On enrolling in the program, parents or guardians had the option of consenting to continued case management by the CMS nurse. If they agreed, the CMS nurse sent a letter to the child's regular health care provider updating them on the child's asthma and provided the child's asthma action plan to the child's school nurse. The nurse also helped to establish bidirectional communication with the child's provider, reinforced self-management education lessons, and assessed guidelines-based care.

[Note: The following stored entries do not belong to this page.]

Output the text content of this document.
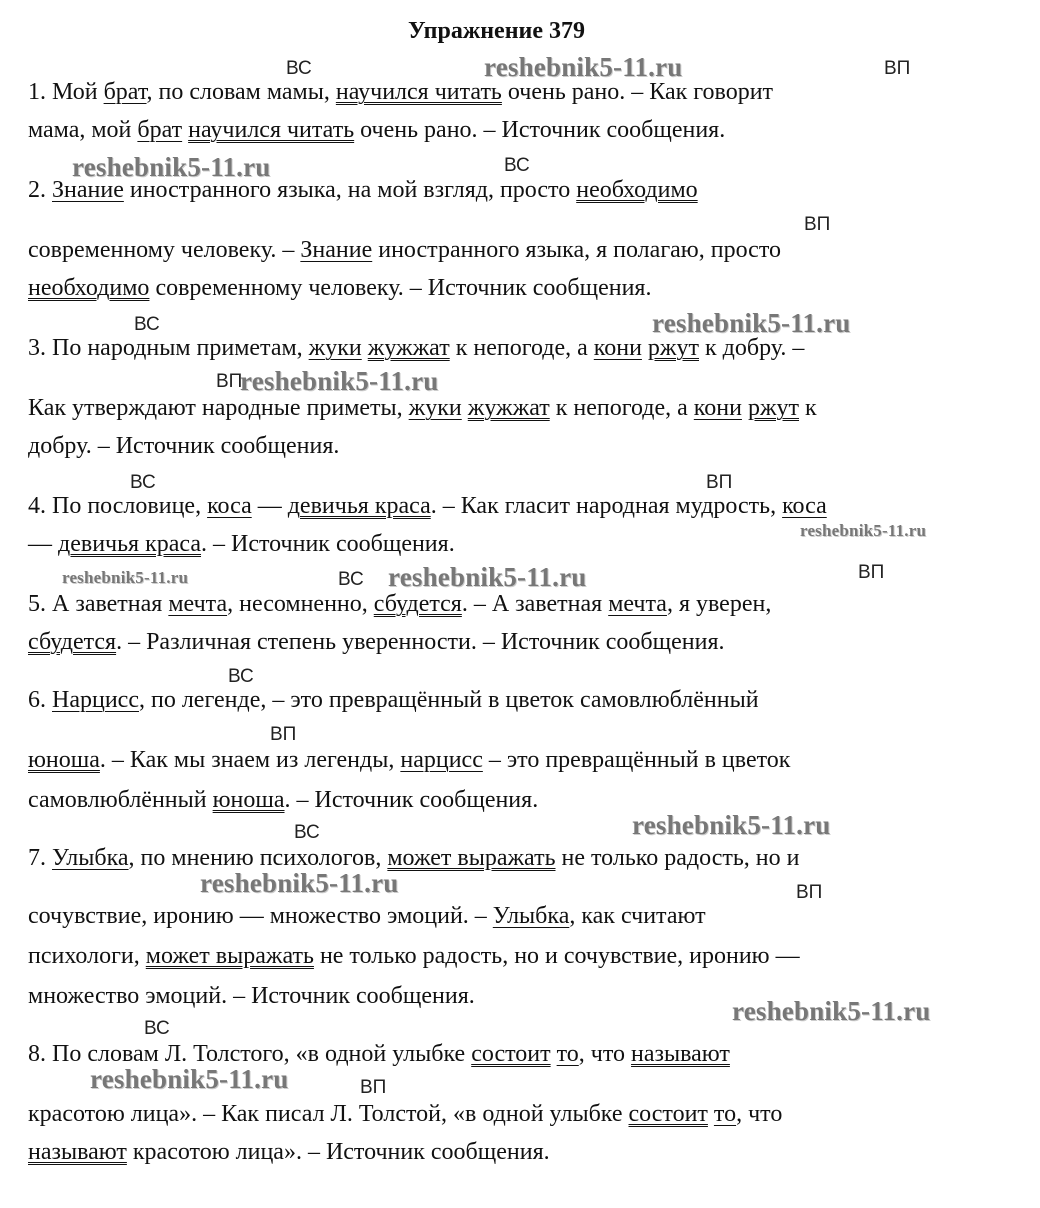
Упражнение 379
ВС	ВП
ВС
ВП
ВС
ВП
ВС	ВП
ВС	ВП
ВС
ВП
ВС
ВП
ВС
ВП
reshebnik5-11.ru
reshebnik5-11.ru
reshebnik5-11.ru
reshebnik5-11.ru
reshebnik5-11.ru
reshebnik5-11.ru	reshebnik5-11.ru
reshebnik5-11.ru
reshebnik5-11.ru
reshebnik5-11.ru
reshebnik5-11.ru
1. Мой брат, по словам мамы, научился читать очень рано. – Как говорит
мама, мой брат научился читать очень рано. – Источник сообщения.
2. Знание иностранного языка, на мой взгляд, просто необходимо
современному человеку. – Знание иностранного языка, я полагаю, просто
необходимо современному человеку. – Источник сообщения.
3. По народным приметам, жуки жужжат к непогоде, а кони ржут к добру. –
Как утверждают народные приметы, жуки жужжат к непогоде, а кони ржут к
добру. – Источник сообщения.
4. По пословице, коса — девичья краса. – Как гласит народная мудрость, коса
— девичья краса. – Источник сообщения.
5. А заветная мечта, несомненно, сбудется. – А заветная мечта, я уверен,
сбудется. – Различная степень уверенности. – Источник сообщения.
6. Нарцисс, по легенде, – это превращённый в цветок самовлюблённый
юноша. – Как мы знаем из легенды, нарцисс – это превращённый в цветок
самовлюблённый юноша. – Источник сообщения.
7. Улыбка, по мнению психологов, может выражать не только радость, но и
сочувствие, иронию — множество эмоций. – Улыбка, как считают
психологи, может выражать не только радость, но и сочувствие, иронию —
множество эмоций. – Источник сообщения.
8. По словам Л. Толстого, «в одной улыбке состоит то, что называют
красотою лица». – Как писал Л. Толстой, «в одной улыбке состоит то, что
называют красотою лица». – Источник сообщения.
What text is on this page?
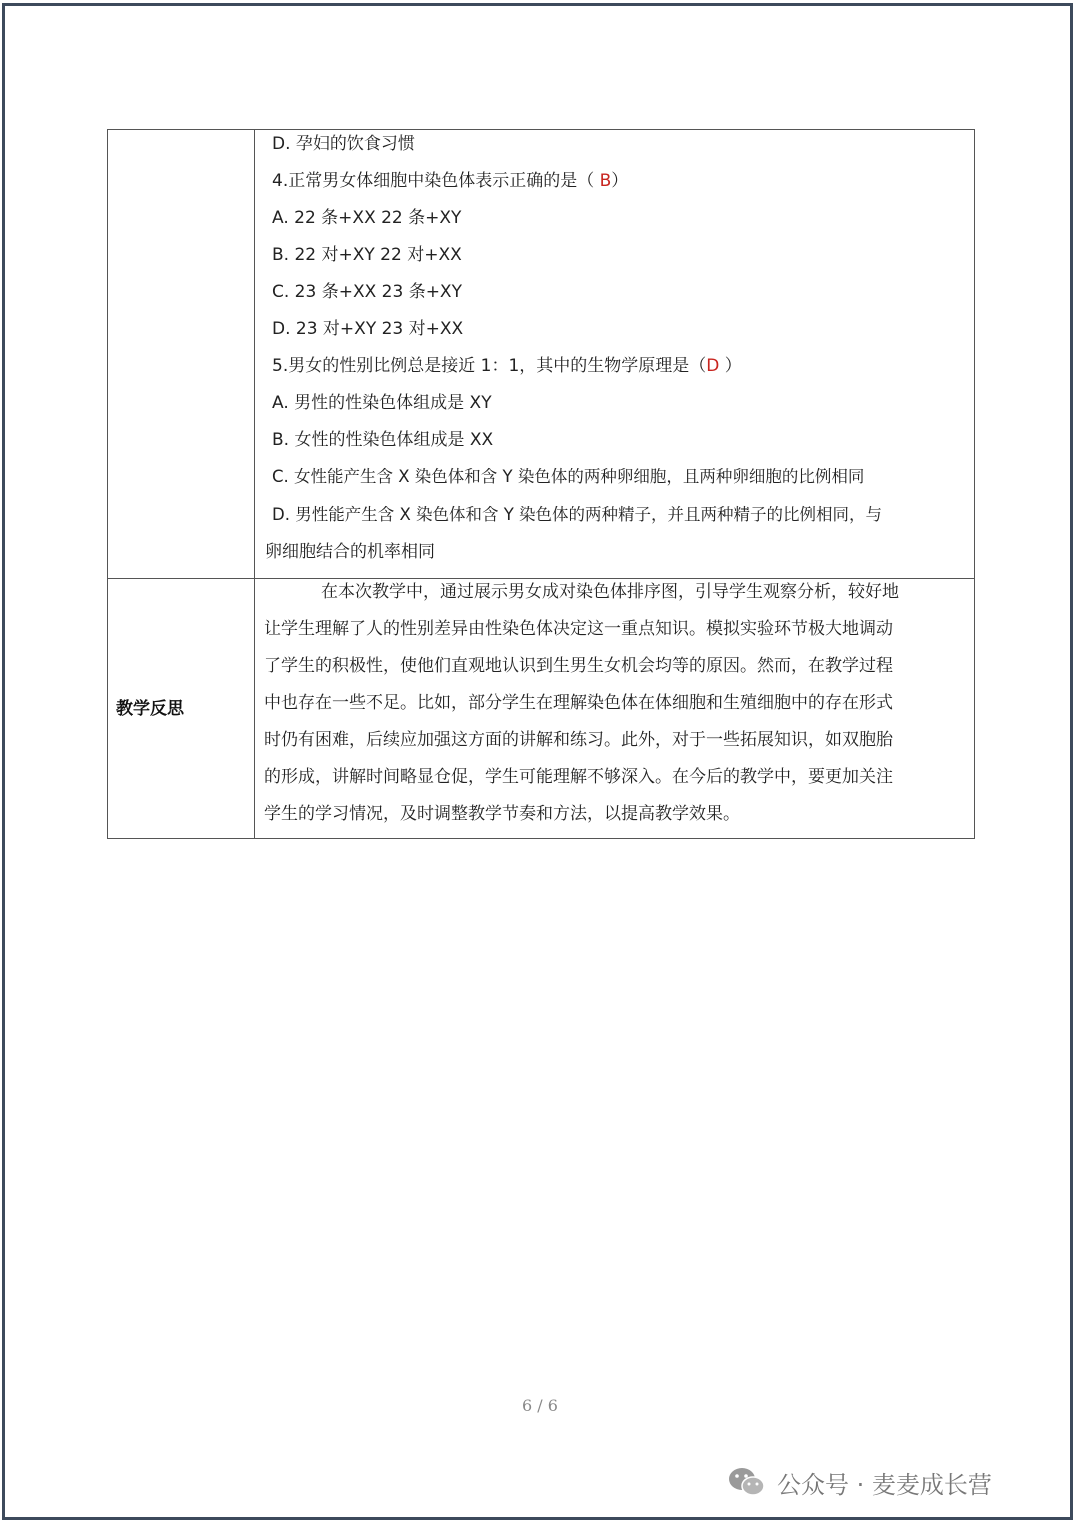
D. 孕妇的饮食习惯
4.正常男女体细胞中染色体表示正确的是（ B）
A. 22 条+XX 22 条+XY
B. 22 对+XY 22 对+XX
C. 23 条+XX 23 条+XY
D. 23 对+XY 23 对+XX
5.男女的性别比例总是接近 1：1，其中的生物学原理是（D ）
A. 男性的性染色体组成是 XY
B. 女性的性染色体组成是 XX
C. 女性能产生含 X 染色体和含 Y 染色体的两种卵细胞，且两种卵细胞的比例相同
D. 男性能产生含 X 染色体和含 Y 染色体的两种精子，并且两种精子的比例相同，与
卵细胞结合的机率相同
教学反思
在本次教学中，通过展示男女成对染色体排序图，引导学生观察分析，较好地
让学生理解了人的性别差异由性染色体决定这一重点知识。模拟实验环节极大地调动
了学生的积极性，使他们直观地认识到生男生女机会均等的原因。然而，在教学过程
中也存在一些不足。比如，部分学生在理解染色体在体细胞和生殖细胞中的存在形式
时仍有困难，后续应加强这方面的讲解和练习。此外，对于一些拓展知识，如双胞胎
的形成，讲解时间略显仓促，学生可能理解不够深入。在今后的教学中，要更加关注
学生的学习情况，及时调整教学节奏和方法，以提高教学效果。
6 / 6
公众号 · 麦麦成长营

Numerous variables had a large amount of missing data; therefore, our analysis was limited to variables where most respondents provided data. Categorical data were dichotomized based on a review of the distribution of each variable, to increase statistical power given the small number of observations. The McNemar χ 2 test for paired observations was used to test significance. Continuous data were analyzed by using the Student t test (one sided) for paired data, based on the hypothesis that there would be improvement in outcomes at follow-up. A P value of less than .05 was considered significant, and Stata version 14.0 (StataCorp LLC) was used for all analyses.